After my dad died in 1986, I know there were times my mom thought of moving closer to her family but she stayed, partly because the house was home for us. When she passed away in 1994 and our house was sold, Crookston ceased to be home—there was no home to go home to. When I went to my 40th high school reunion in 2012, I realized it was more than just the lack of a physical home that had weakened the connection over the last forty years. The anchors that tied me to Crookston were gone. Both the grade school (St. Joseph’s Academy) and high school I attended had been torn down. The Catholic church my family attended was gone, and the Cathedral we moved to when St. Anne’s closed now sits empty and deteriorating. I have deep memories of St. Anne’s Church—I went to mass every morning during the school year for eight years. The Carnegie library I spent hours in was replaced years ago, though the building is now being lovingly restored. The retail stores I remember have long since closed. There is a Chinese restaurant downtown and Crookston now has a McDonald’s and Wal-Mart. My only remaining anchor is the Dairy Queen, which is only open in the summer and hasn’t changed much.

The Dairy Queen

The Dairy Queen

I have fond memories of growing up in Crookston. It isn’t a bad place to be from. Even the frigid winters make great story telling. Today, however, my connections aren’t strong. Both of my parents are buried there, but a cemetery where people I loved are resting is not my favorites places. and it won’t draw me back. Our family has a dear friend and extra sister who still lives in Crookston. Luckily, I see her at family events and can keep in touch on Facebook. Two of my oldest friends are high school classmates. And through Facebook I’ve been able to reconnect with and keep in touch with old neighbors and friends, some of whom still live in Crookston. And the Facebook page, Crookston Connections, has brought back places and names from fading memories. When I’m asked me where I’m from, I always say Minnesota. And if asked for a specific town, I always say Crookston. It’s my hometown, even though it hasn’t been home for a long time.

Travel Theme: Statues – Where I Come From

I always loved this statue of Joe Rolette (sometimes spelled Roulette). As an employee of the American Fur Company in the 1840s, he helped mark out the Pembina Trail, on which ox carts transported furs and other goods between Canada and St. Paul, MN. From 1853-1857, while the Pembina area was part of the Minnesota Territory (it later became part of North Dakota), Rolette represented the district in the territorial legislature. Apparently he was a happy man; his nickname was Jolly Joe. He died in 1871.

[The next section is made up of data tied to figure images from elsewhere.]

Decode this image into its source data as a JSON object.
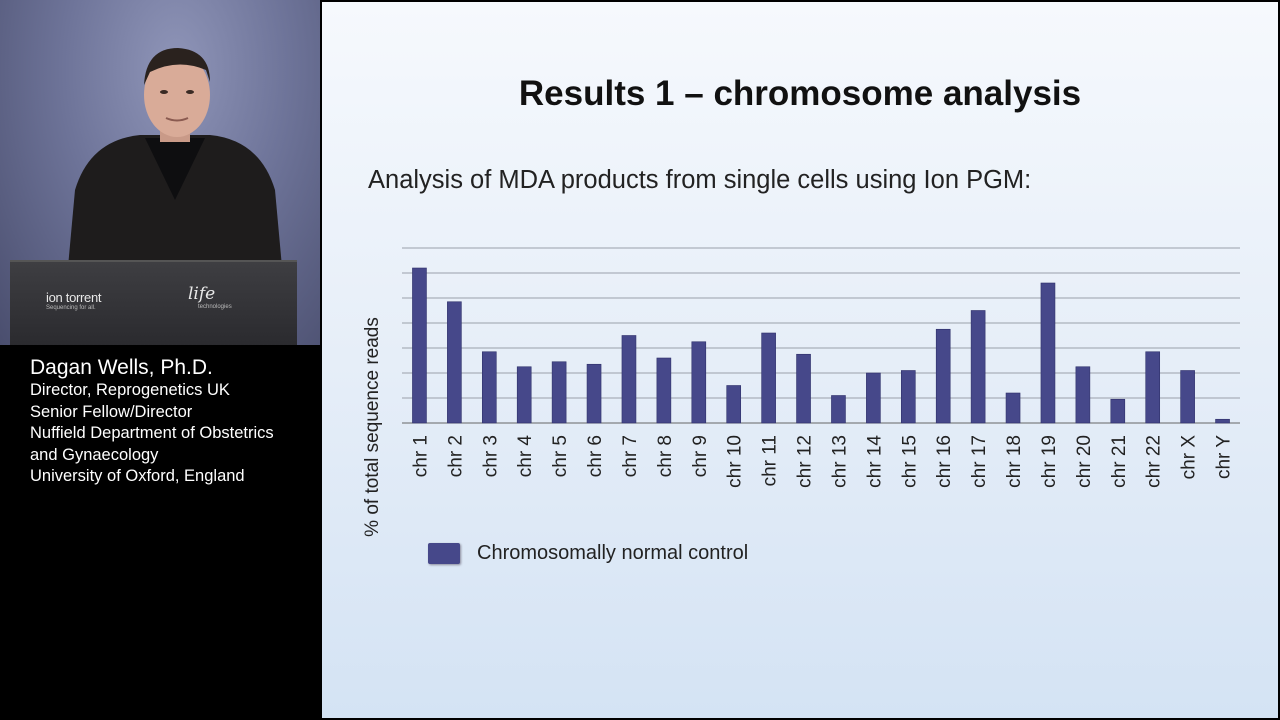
{
  "speaker": {
    "name": "Dagan Wells, Ph.D.",
    "lines": [
      "Director, Reprogenetics UK",
      "Senior Fellow/Director",
      "Nuffield Department of Obstetrics",
      "and Gynaecology",
      "University of Oxford, England"
    ]
  },
  "podium": {
    "brand1": "ion torrent",
    "brand1_tag": "Sequencing for all.",
    "brand2": "life",
    "brand2_tag": "technologies"
  },
  "slide": {
    "title": "Results 1 – chromosome analysis",
    "subtitle": "Analysis of MDA products from single cells using Ion PGM:"
  },
  "chart_data": {
    "type": "bar",
    "ylabel": "% of total sequence reads",
    "categories": [
      "chr 1",
      "chr 2",
      "chr 3",
      "chr 4",
      "chr 5",
      "chr 6",
      "chr 7",
      "chr 8",
      "chr 9",
      "chr 10",
      "chr 11",
      "chr 12",
      "chr 13",
      "chr 14",
      "chr 15",
      "chr 16",
      "chr 17",
      "chr 18",
      "chr 19",
      "chr 20",
      "chr 21",
      "chr 22",
      "chr X",
      "chr Y"
    ],
    "series": [
      {
        "name": "Chromosomally normal control",
        "values": [
          6.2,
          4.85,
          2.85,
          2.25,
          2.45,
          2.35,
          3.5,
          2.6,
          3.25,
          1.5,
          3.6,
          2.75,
          1.1,
          2.0,
          2.1,
          3.75,
          4.5,
          1.2,
          5.6,
          2.25,
          0.95,
          2.85,
          2.1,
          0.15
        ]
      }
    ],
    "ylim": [
      0,
      7
    ],
    "gridlines": 7,
    "grid": true,
    "bar_color": "#46488a",
    "legend_position": "bottom-left"
  }
}
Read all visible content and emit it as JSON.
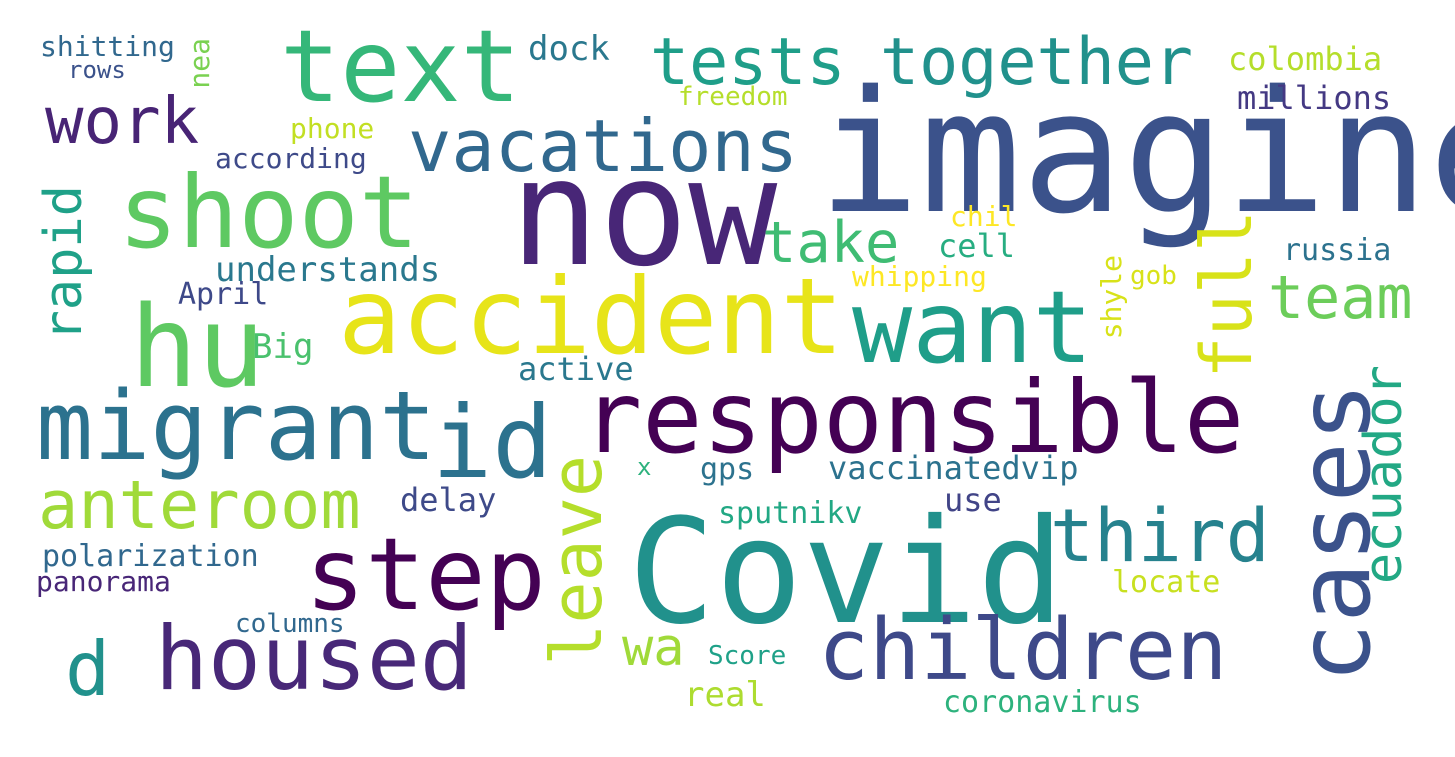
{
  "words": [
    {
      "text": "imagine",
      "color": "#3b528b",
      "orientation": "horizontal"
    },
    {
      "text": "now",
      "color": "#482677",
      "orientation": "horizontal"
    },
    {
      "text": "Covid",
      "color": "#21918c",
      "orientation": "horizontal"
    },
    {
      "text": "responsible",
      "color": "#440154",
      "orientation": "horizontal"
    },
    {
      "text": "accident",
      "color": "#e7e419",
      "orientation": "horizontal"
    },
    {
      "text": "text",
      "color": "#35b779",
      "orientation": "horizontal"
    },
    {
      "text": "shoot",
      "color": "#5ec962",
      "orientation": "horizontal"
    },
    {
      "text": "hu",
      "color": "#5ec962",
      "orientation": "horizontal"
    },
    {
      "text": "want",
      "color": "#1f9e89",
      "orientation": "horizontal"
    },
    {
      "text": "migrant",
      "color": "#2c728e",
      "orientation": "horizontal"
    },
    {
      "text": "id",
      "color": "#2c728e",
      "orientation": "horizontal"
    },
    {
      "text": "step",
      "color": "#440154",
      "orientation": "horizontal"
    },
    {
      "text": "children",
      "color": "#3e4989",
      "orientation": "horizontal"
    },
    {
      "text": "housed",
      "color": "#482878",
      "orientation": "horizontal"
    },
    {
      "text": "cases",
      "color": "#3b528b",
      "orientation": "vertical"
    },
    {
      "text": "vacations",
      "color": "#31688e",
      "orientation": "horizontal"
    },
    {
      "text": "tests",
      "color": "#1f9e89",
      "orientation": "horizontal"
    },
    {
      "text": "together",
      "color": "#21918c",
      "orientation": "horizontal"
    },
    {
      "text": "leave",
      "color": "#b5de2b",
      "orientation": "vertical"
    },
    {
      "text": "anteroom",
      "color": "#a0da39",
      "orientation": "horizontal"
    },
    {
      "text": "third",
      "color": "#26828e",
      "orientation": "horizontal"
    },
    {
      "text": "full",
      "color": "#d8e219",
      "orientation": "vertical"
    },
    {
      "text": "d",
      "color": "#21918c",
      "orientation": "horizontal"
    },
    {
      "text": "work",
      "color": "#482475",
      "orientation": "horizontal"
    },
    {
      "text": "take",
      "color": "#3fbc73",
      "orientation": "horizontal"
    },
    {
      "text": "team",
      "color": "#6ccd5a",
      "orientation": "horizontal"
    },
    {
      "text": "ecuador",
      "color": "#22a884",
      "orientation": "vertical"
    },
    {
      "text": "rapid",
      "color": "#1fa188",
      "orientation": "vertical"
    },
    {
      "text": "wa",
      "color": "#a0da39",
      "orientation": "horizontal"
    },
    {
      "text": "dock",
      "color": "#2a788e",
      "orientation": "horizontal"
    },
    {
      "text": "shitting",
      "color": "#31688e",
      "orientation": "horizontal"
    },
    {
      "text": "rows",
      "color": "#3b528b",
      "orientation": "horizontal"
    },
    {
      "text": "nea",
      "color": "#7ad151",
      "orientation": "vertical"
    },
    {
      "text": "colombia",
      "color": "#b5de2b",
      "orientation": "horizontal"
    },
    {
      "text": "millions",
      "color": "#443983",
      "orientation": "horizontal"
    },
    {
      "text": "freedom",
      "color": "#b5de2b",
      "orientation": "horizontal"
    },
    {
      "text": "phone",
      "color": "#c2df23",
      "orientation": "horizontal"
    },
    {
      "text": "according",
      "color": "#3e4a89",
      "orientation": "horizontal"
    },
    {
      "text": "chil",
      "color": "#fde725",
      "orientation": "horizontal"
    },
    {
      "text": "cell",
      "color": "#27ad81",
      "orientation": "horizontal"
    },
    {
      "text": "understands",
      "color": "#2a788e",
      "orientation": "horizontal"
    },
    {
      "text": "whipping",
      "color": "#fde725",
      "orientation": "horizontal"
    },
    {
      "text": "russia",
      "color": "#2c728e",
      "orientation": "horizontal"
    },
    {
      "text": "gob",
      "color": "#d8e219",
      "orientation": "horizontal"
    },
    {
      "text": "shyle",
      "color": "#d8e219",
      "orientation": "vertical"
    },
    {
      "text": "April",
      "color": "#3e4989",
      "orientation": "horizontal"
    },
    {
      "text": "Big",
      "color": "#4ac16d",
      "orientation": "horizontal"
    },
    {
      "text": "active",
      "color": "#2a788e",
      "orientation": "horizontal"
    },
    {
      "text": "x",
      "color": "#2db27d",
      "orientation": "horizontal"
    },
    {
      "text": "gps",
      "color": "#2c728e",
      "orientation": "horizontal"
    },
    {
      "text": "vaccinatedvip",
      "color": "#2c728e",
      "orientation": "horizontal"
    },
    {
      "text": "delay",
      "color": "#3e4a89",
      "orientation": "horizontal"
    },
    {
      "text": "use",
      "color": "#414487",
      "orientation": "horizontal"
    },
    {
      "text": "sputnikv",
      "color": "#22a884",
      "orientation": "horizontal"
    },
    {
      "text": "polarization",
      "color": "#31688e",
      "orientation": "horizontal"
    },
    {
      "text": "panorama",
      "color": "#482677",
      "orientation": "horizontal"
    },
    {
      "text": "locate",
      "color": "#c8e020",
      "orientation": "horizontal"
    },
    {
      "text": "columns",
      "color": "#31688e",
      "orientation": "horizontal"
    },
    {
      "text": "Score",
      "color": "#1fa188",
      "orientation": "horizontal"
    },
    {
      "text": "real",
      "color": "#addc30",
      "orientation": "horizontal"
    },
    {
      "text": "coronavirus",
      "color": "#2db27d",
      "orientation": "horizontal"
    }
  ]
}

Pembina Trail Memorial, Crookston, Polk County, Minnesota

Joseph Roulette, explorer, adventurer, pioneer, American Fur Company,

Joseph Roulette, fur trader, pioneer, legislator

The Hawken Type Plains Rifle Roulette carries is being restored.

From the Crookston Daily Times:

For nearly 50 years, the lofty Pembina Trail Memorial gracing the lawn of the Red River Valley Shows has caught the eye passers-through and local residents traveling along U.S. Highway 2 West/Highway 75 North in Crookston. The three-piece monument made of fiberglass, concrete and steel pays homage to pioneer Joe Roulette, along the Red River ox cart and Pembina Trail, which he was credited with originating in 1843. The trail, running from Pembina at the Canadian border to St. Paul, unified the valley and opened it up to commercial use prior to construction of the Great Northern Railway. The monument stands a few miles east of the trail, remnants of which remain today.

The monument has fallen into disrepair and a group called Save the Pembina Trail Memorial Association was formed to get the wheels moving on refurbishing it. While the statue of Rolette, the ox and the base can be rejuvenated with a few touch-ups, the ox cart replica, which is larger than an authentic ox cart, needs to be replaced, said committee member Bonnie Christians. A descendant of Roulette (on his wife’s side), Ed Jerome, constructs ox carts.

The Ox Cart move goods up and down the Pemina Trail

The ox cart move goods up and down the Pemina Trail. The carts were smaller than the statue.